SUDAN:Officials in Darfur told a public rally that the region will be "the graveyard for the enemies of Sudan", reports Rob Crillyin Khartoum
GOVERNMENT OFFICIALS in Darfur promised to turn the region into a graveyard yesterday in a series of protests against the International Criminal Court (ICC) yesterday as Sudanese president Omar Hassan al-Bashir claimed the court had no jurisdiction in his country.
The charges the ICC had laid against him were lies, he said, in his first comments since the court accused him of genocide and war crimes.
"From the beginning we said we are not a member of the court . . . the court has no jurisdiction over Sudan," Mr Bashir said. "Whoever has visited Darfur, met officials and discovered their ethnicities and tribes . . . will know that all of these things [including ethnic cleansing] are lies," he added.
Hundreds of people in the capital Khartoum demonstrated outside western embassies as popular opinion rallied around the president.
An angry crowd in El Fasher, the capital of North Darfur, sent a warning to a joint United Nations and African peacekeeping force.
About 1,000 people chanting, "We don't need Ocampo, we don't need the ICC," were addressed by the local deputy wali, or mayor.
"We say to you, President al-Bashir, that the people of Darfur will go with you wherever you go, and Darfur will be the graveyard for the enemies of Sudan," he said.
Seven members of an embattled peacekeeping force were killed last week in what is believed to have been a Janjaweed ambush.
Other speakers accused the international court of pursuing a "conspiracy against peace in Darfur" and made reference to bloodshed and defiance.
Official reaction in the capital Khartoum was designed for international consumption.
Ali Osman Taha, Sudan's vice- president, denounced the evidence assembled by Luis Moreno-Ocampo, the ICC prosecutor, for misrepresenting a complex conflict between tribes over pasture and water as genocide. "He just brought these allegations from the internet and from people who have not been to Darfur," he said.
Minutes earlier about 200 demonstrators marched past the government building where journalists were assembling for a press conference. It was one of a series of small protests that took place across the city.
About 30 women gathered outside the British embassy, before handing in a petition condemning the action of the court. A similar protest was held outside the United Nations headquarters in the city. Student leaders are planning a mass demonstration today.
Meanwhile, officials from the African Union said arrest warrants would undermine attempts to find peace in Darfur and cement progress in southern Sudan, where a decades-long civil war ended in 2005. "The AU's position is that nothing should be done that might jeopardise the peace processes in Sudan," said El-Ghassim Wane, spokesman for the AU's main executive body.
"Consultations are under way for an emergency meeting of the peace and security council to be held probably in Addis Ababa at a ministerial level." It leaves the country on a knife edge.

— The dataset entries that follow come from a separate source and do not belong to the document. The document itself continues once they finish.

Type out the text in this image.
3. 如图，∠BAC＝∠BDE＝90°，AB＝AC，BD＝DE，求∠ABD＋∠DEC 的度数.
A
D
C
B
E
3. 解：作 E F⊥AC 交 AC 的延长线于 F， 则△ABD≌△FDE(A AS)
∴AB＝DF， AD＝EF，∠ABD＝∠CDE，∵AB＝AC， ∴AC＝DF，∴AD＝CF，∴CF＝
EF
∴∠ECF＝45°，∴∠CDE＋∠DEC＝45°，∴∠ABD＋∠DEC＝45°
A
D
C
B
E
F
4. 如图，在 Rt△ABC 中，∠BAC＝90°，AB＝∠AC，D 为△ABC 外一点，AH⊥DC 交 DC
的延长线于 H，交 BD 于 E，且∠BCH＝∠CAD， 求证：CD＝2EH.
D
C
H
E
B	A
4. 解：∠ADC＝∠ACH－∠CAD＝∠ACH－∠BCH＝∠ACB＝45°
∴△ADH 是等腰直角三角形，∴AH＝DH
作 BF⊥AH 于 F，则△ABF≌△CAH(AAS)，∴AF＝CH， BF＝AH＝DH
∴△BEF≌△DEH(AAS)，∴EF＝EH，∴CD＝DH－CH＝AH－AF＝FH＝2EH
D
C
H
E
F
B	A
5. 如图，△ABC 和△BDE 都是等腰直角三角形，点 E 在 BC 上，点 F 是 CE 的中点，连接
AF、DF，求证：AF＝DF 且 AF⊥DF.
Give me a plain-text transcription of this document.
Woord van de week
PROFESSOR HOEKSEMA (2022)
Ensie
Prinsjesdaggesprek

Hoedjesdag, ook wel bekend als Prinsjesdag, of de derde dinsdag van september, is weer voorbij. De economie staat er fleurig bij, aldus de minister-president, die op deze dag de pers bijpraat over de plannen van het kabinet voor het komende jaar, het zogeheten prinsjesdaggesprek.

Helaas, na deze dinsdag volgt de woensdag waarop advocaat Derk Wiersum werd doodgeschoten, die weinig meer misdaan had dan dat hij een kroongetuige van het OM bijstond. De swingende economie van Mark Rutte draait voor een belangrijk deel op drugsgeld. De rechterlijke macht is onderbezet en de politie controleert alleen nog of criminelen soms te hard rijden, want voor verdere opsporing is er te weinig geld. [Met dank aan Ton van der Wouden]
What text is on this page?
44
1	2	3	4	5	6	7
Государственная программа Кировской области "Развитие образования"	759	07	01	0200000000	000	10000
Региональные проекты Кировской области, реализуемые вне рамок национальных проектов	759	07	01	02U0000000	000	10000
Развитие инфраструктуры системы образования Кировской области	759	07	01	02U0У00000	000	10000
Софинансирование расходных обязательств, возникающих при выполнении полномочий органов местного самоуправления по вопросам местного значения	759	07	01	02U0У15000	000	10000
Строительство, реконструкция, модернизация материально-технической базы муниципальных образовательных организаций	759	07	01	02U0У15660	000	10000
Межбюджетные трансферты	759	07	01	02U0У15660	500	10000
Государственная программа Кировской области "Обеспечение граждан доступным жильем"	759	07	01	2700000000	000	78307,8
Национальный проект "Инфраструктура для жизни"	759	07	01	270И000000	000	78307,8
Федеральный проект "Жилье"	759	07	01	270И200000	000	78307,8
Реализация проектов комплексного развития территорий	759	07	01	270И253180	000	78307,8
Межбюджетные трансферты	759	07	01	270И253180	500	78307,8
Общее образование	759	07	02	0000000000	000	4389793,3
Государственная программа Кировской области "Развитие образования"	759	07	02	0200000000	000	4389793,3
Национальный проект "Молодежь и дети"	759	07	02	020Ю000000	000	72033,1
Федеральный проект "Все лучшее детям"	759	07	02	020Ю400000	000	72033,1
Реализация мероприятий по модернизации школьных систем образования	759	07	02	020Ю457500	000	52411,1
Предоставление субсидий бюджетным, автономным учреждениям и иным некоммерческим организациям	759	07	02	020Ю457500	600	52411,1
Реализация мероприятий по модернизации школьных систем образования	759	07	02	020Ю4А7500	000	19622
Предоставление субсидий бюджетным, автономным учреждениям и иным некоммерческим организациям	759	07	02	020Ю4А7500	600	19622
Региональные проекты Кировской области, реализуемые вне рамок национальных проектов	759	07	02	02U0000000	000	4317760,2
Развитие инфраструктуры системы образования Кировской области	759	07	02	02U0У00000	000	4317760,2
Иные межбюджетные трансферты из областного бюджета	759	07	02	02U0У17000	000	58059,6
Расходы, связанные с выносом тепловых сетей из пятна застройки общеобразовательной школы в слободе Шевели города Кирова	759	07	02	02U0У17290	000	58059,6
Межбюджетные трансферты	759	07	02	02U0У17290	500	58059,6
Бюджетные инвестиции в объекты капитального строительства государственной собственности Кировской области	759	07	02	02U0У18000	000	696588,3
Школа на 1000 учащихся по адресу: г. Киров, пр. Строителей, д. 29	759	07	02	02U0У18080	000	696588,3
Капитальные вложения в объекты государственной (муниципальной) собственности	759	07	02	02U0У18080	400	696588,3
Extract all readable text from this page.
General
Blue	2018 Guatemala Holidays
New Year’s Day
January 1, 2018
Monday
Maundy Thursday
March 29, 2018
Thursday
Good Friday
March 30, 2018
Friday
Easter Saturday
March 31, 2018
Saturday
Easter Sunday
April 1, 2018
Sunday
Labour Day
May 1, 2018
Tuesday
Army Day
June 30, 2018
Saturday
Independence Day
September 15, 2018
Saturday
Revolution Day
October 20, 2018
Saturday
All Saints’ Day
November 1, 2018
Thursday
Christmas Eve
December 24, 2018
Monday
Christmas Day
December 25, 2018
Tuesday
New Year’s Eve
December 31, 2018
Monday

Aid agencies pulled back non-essential staff from Darfur to the capital Khartoum ahead of yesterday's announcement. Many were ordered to stay at home for fear of anti-western demonstrations.
"The biggest short-term concern is to our programmes and our ability to work here safely," said one humanitarian worker in Khartoum. "Movement will be limited for the first few days so it's disruptive in terms of our work.
"Long-term, there's a fear of how it will impact on the security situation in Darfur and in the south, whether it will lead to more fighting, closure and harassment of camps and whether rebels will use it as an excuse to step up attacks."
There were few white faces in the smart new coffee shops which have sprung up to cater for Khartoum's humanitarian workers.
Dependants of UN staff have been flown out of the country amid heightened rumours of rebel assaults or Islamic terrorism.
But it was business as usual elsewhere. The city's sand-edged streets were crammed with traffic and shops opened as normal.
Many residents, including people with little love for Mr Bashir, said the ICC had no right to interfere in Sudanese politics.
"I support the opposition but I cannot accept what the ICC is doing," said Al Siir Sabil, a taxi driver. "This is an indignity for all the people of Sudan. We are the people who should choose who our president is."
However, Alfred Taban, editor-in-chief of the Khartoum Monitor newspaper, welcomed the role of international justice.
"This is good for the people of Darfur," he said. "Indictments put pressure on the Sudanese government and we have seen before that it only acts when it is under pressure."